When analyzing complex mixtures including species with multiple different symmetries, it would be useful to be able to enforce symmetry on a per-class basis. E.g. to allow more effective multi-reference refinement of multiple unrelated species, or to allow separation of symmetric & asymmetric/pseudosymmetric versions of the same entity; or to allow decoy classification where symmetry is enforced for the good class, but not for the random density decoys.
Just to be sure I understand, you’d like to be able to run a 3D Classification job with some user-defined number of classes to have some (also user-defined) non-C1 symmetry while the rest are C1?
Could you explain a bit more about your imagined workflow for this? I’m trying to understand how much we’d expect classification to improve with imposed symmetry on certain classes and wonder if you could explain your thinking (or if you’re thinking of another benefit I’m missing).
Many cases would benefit from this, I think. In terms of imposing a single point group symmetry, we often find this beneficial in classification (either heterogeneous refinement or without alignments) when we have minor populations that have the same point group symmetry as the dominant class, but different conformations - think the open & closed states of a tetrameric ion channel. Often in such cases C1 classification struggles, with the minor class with limited number of particles not being well resolved.
However, in many cases the minor class may not have the same symmetry as the major class - think C2 and C4 symmetric states of an ion channel, for example. In such cases I would expect classification to benefit from imposing the correct symmetry on the minor class.
There are other cases that would benefit too - think about molecules with variable cyclic symmetry, for example gasdermins, where one can have a mixture of for example C27 & C28 symmetric species. Also true for some pore forming toxins.

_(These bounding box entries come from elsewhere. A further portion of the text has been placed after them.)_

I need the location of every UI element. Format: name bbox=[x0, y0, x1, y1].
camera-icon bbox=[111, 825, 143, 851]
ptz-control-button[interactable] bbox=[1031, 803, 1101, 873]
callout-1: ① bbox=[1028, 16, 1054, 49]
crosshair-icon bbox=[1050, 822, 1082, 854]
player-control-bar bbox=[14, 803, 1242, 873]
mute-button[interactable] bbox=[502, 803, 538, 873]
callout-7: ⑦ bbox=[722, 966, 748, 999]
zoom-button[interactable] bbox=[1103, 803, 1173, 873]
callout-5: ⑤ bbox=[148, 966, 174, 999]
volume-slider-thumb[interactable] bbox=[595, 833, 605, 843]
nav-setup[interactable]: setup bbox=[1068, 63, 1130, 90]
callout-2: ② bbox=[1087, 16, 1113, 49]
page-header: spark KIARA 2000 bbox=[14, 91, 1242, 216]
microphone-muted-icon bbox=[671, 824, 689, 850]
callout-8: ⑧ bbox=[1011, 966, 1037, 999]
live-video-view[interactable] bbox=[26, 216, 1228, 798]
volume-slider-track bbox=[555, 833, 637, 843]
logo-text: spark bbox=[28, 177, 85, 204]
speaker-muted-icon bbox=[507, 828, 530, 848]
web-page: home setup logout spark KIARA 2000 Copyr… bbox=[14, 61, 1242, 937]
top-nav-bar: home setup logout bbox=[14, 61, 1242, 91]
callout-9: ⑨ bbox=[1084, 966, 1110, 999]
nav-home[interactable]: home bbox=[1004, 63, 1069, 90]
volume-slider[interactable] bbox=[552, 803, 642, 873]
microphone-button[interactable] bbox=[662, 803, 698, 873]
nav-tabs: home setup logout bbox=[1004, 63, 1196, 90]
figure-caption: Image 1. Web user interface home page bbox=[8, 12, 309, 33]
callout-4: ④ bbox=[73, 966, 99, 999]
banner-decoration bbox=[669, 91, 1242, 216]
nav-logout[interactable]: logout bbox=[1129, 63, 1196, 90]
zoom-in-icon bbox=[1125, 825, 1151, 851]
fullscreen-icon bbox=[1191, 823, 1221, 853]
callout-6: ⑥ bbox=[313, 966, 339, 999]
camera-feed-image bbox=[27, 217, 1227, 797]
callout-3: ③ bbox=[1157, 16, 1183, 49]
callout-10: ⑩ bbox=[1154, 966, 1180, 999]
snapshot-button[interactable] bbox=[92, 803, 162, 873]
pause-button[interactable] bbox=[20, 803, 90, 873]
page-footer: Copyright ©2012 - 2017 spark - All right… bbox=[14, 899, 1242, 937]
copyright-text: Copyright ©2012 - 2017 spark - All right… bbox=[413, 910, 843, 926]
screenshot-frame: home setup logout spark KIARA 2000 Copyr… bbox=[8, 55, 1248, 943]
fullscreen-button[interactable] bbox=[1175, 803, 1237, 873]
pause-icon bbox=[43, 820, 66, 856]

I would expect classification in such a case to benefit substantially from imposing the correct (or perhaps candidate) symmetries on the respective references.
There are other examples too - for example mixtures of enzymes with different point group symmetries - but there are enough cases that I think it would be a useful tool to have available.
Another case - let’s say you have a mixture of symmetric oligomers with mild preferential orientation (and different point group symmetries). Enforcing symmetry can mitigate density distortion caused by orientation bias, but if you have a mixture of symmetries there is currently no way to do this on a per class basis - I would be surprised in such a case if enforcing appropriate symmetry per class did not improve classification results.
Thank you for the detailed explanation! I had thought of the ion channel example (which, in the example you gave, I might think would work well when imposing C2 on the entire classification), but the other examples you gave would clearly require different symmetries for each class. We’ve recorded this feature request!